Saldivar turned the hot sauce recipe into the brand Tia Lupita Foods, a Mexican-inspired line of healthy foods that also includes chips and tortillas. He took the products from his mother's doorstep to local stores, and then to national retailers and "Shark Tank."

"It's really hard to grasp and understand the magnitude of maintaining that business and the business expectation of a thousand stores," Saldivar said. "Little by little, baby steps...and then normal steps, and then you can start to trot and then run."

Running a business, however, was new to him.  

Hector Saldivar bottles hot sauce
Hector Saldivar bottles his mother's famous hot sauce after launching his company. (Hector Saldivar)

In Mexico, he worked for a car battery manufacturer, the top ingredient for which is sulfuric acid. He went on to study abroad, receiving care packages from his mother that would include her hot sauce, which he would share with college friends.

He later joined what at the time was an emerging food brand founded in Mexico City called Klass Time. There he sold frescas, a powdered drink mix he likened to Kool-Aid but with Mexican flavors.  

"That was my initiation into food and beverage," he said. "It was an entry-level role. I was in sales. I was literally a door-to-door salesman."

Saldivar was now the one knocking on strangers' doors.

He advanced to larger companies, joining Nestle and then Diamond Foods, which in 2015 was acquired by Snyder's-Lance. To remain with the company, he would have to move from the Bay Area to North Carolina.   

"That was that fork in the road," he said.

His options, he said, were to either move to the East Coast and remain with a big company or stay in the Bay Area and search for a new job. Or... 

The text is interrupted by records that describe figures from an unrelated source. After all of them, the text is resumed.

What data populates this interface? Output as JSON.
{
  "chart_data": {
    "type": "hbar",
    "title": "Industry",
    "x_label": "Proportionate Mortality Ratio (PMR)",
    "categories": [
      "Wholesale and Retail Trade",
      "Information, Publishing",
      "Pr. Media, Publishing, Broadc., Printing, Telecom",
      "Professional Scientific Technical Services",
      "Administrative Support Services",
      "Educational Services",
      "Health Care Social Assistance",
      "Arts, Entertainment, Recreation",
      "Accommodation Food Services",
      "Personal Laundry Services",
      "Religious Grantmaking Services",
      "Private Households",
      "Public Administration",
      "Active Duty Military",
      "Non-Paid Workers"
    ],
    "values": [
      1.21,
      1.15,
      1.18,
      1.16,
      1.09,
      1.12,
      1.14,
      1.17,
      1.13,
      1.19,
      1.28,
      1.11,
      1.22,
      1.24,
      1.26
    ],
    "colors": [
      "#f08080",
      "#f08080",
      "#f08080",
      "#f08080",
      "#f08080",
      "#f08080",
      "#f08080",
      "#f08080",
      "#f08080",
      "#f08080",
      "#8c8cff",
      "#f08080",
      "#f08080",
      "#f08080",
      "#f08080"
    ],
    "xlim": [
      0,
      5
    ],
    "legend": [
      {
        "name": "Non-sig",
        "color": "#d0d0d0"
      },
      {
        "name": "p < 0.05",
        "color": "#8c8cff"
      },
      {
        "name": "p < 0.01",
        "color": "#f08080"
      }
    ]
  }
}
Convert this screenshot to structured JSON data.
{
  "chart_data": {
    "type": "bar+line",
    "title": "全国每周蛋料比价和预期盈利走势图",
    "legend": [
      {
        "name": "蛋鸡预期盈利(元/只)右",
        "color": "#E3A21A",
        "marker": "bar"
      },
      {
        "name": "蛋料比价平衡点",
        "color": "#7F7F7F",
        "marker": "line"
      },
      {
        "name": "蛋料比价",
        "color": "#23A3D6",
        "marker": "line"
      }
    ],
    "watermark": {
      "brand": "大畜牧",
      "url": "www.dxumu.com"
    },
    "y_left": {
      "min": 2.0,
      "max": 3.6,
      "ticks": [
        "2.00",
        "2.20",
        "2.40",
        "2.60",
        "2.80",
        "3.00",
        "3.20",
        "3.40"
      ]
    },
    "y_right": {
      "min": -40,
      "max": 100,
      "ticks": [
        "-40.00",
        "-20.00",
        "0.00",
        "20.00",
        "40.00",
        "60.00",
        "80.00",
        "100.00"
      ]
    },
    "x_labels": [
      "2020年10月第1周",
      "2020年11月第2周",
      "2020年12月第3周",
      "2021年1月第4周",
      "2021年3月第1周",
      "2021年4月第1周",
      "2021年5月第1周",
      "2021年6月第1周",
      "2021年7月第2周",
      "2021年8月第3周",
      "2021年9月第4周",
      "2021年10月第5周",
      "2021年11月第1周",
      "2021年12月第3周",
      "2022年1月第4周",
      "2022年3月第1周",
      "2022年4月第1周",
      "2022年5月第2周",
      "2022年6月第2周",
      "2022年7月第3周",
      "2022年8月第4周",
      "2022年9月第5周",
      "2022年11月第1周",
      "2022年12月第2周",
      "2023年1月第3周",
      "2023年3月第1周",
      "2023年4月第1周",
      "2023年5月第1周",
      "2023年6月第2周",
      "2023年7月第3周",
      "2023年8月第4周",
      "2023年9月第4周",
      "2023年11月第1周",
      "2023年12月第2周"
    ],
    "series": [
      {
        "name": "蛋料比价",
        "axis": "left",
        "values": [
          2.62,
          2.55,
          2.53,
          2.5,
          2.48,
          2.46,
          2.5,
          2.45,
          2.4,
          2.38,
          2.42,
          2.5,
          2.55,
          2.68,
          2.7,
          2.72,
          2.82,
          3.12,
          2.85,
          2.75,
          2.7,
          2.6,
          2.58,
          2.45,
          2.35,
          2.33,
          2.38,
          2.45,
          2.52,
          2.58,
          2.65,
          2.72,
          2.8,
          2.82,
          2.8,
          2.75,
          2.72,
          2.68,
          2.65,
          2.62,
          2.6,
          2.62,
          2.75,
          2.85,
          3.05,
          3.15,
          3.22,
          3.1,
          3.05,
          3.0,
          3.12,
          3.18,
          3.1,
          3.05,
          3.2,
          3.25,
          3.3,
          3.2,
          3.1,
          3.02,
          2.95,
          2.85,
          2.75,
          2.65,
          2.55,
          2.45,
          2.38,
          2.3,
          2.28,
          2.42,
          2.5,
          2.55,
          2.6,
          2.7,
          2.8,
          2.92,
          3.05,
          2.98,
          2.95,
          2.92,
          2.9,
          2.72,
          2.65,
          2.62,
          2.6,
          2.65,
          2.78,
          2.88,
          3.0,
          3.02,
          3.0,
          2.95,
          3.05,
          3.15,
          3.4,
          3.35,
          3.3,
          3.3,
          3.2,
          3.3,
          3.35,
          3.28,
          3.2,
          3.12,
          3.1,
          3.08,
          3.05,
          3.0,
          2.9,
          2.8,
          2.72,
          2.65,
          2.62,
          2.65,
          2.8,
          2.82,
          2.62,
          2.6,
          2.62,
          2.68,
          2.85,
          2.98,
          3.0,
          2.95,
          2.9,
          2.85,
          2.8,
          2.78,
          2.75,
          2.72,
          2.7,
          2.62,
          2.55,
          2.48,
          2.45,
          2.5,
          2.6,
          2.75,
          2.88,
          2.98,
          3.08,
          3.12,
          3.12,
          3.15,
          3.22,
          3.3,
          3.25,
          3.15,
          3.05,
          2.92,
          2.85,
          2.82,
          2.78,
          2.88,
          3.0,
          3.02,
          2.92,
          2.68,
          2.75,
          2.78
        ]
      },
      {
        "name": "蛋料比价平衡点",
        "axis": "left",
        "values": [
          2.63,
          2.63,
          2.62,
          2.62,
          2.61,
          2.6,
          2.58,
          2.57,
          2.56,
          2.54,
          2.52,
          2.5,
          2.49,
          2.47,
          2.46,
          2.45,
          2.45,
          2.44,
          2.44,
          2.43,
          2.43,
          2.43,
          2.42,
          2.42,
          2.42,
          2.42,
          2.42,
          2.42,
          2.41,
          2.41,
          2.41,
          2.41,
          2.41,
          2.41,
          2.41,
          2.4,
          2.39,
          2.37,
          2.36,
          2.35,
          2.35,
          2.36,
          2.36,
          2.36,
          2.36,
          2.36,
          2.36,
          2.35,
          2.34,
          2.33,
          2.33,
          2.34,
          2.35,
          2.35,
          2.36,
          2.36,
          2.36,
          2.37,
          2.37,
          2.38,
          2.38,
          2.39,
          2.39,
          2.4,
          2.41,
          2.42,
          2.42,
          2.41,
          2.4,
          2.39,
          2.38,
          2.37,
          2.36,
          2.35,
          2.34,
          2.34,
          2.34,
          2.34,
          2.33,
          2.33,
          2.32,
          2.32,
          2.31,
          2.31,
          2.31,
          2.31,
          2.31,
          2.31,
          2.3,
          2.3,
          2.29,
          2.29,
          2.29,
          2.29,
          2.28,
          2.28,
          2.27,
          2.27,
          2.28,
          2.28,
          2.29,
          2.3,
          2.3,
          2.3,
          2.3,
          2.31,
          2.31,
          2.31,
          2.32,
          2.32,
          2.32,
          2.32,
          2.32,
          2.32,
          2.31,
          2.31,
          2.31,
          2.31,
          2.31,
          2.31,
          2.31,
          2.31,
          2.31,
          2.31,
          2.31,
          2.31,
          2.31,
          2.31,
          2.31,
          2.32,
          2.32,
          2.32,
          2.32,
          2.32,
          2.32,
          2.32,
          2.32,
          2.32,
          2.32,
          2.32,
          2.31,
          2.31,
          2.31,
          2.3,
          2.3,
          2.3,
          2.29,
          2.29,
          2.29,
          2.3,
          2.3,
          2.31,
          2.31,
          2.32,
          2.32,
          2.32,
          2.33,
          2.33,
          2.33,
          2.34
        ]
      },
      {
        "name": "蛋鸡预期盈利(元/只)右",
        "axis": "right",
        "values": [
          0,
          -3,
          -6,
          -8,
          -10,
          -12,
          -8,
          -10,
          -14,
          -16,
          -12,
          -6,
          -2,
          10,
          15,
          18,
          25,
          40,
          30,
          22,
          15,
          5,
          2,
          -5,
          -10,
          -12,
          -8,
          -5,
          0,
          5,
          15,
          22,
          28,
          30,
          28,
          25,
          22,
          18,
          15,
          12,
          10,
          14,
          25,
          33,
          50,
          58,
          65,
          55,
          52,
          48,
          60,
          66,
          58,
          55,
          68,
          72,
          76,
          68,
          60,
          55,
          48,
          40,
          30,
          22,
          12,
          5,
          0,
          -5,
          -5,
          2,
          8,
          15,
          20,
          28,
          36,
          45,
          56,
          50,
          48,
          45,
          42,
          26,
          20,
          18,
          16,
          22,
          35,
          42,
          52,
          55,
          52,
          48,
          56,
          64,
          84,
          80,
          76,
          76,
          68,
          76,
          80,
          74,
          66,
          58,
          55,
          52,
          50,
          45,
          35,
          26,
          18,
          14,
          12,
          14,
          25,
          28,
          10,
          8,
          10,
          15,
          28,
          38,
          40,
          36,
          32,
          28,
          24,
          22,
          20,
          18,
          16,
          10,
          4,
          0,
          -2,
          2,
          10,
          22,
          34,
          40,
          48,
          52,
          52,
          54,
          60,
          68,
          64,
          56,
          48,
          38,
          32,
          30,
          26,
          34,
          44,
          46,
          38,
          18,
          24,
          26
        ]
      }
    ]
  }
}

"Start this venture," he said. "This thing that people had been kind of like pinching at me, pinching me, pinching me: 'You should start your own hot sauce brand.' … I picked the road less traveled."

That road included launching a self-funded operation in 2019 that ultimately put his hot sauce in local stores. He was soon discovered by a distributer, his products going on to reach the shelves of Walmart, Whole Foods, Wegman’s and other retailers.

Demand outgrew the operation, meaning it was time to share his mother’s recipe with a manufacturer to scale the business.

“From making it myself to going to a manufacturer, then you have to give away this recipe that you’re really kind of like being delegated and trusted with,” he said. “You have to be very careful.”

Especially when swimming with sharks.

Saldivar appeared on the hit ABC business reality television series “Shark Tank” in hopes of securing a deal with one of its investors. Early in his sales pitch, one shark didn’t seem all that interested in taking a bite.

“The first thing I said is, ‘Raise your hand if you like to eat tacos,’” Saldivar said of his pitch on the show.  “What happens? Daymond John says, ‘I hate tacos.’ …. You could hear the record scratching in my head. Errrrrrr. Like, what? What taco truck ran over your puppy that made you hate tacos?”

Kevin O’Leary -- the shark nicknamed “Mr. Wonderful” – liked tacos and the company. Saldivar secured a deal with O’Leary for $500,000 and gained national exposure from the millions who viewed the episode.

“I remember, watching the online sales happening live while the episode aired on my Shopify and it was something incredible, like we had 50,000 visitors,” he said.

Word of mouth, Saldivar said, is the most efficient way to grow a business. Whether that’s by knocking on a stranger’s door, appearing on a television show, or buying his own product at the grocery store and giving it to the customer in line behind him -- all of which he has done.

“It's all part of the hustle,” he said. “It's all part of trying to get your brand and your products in people's hands.”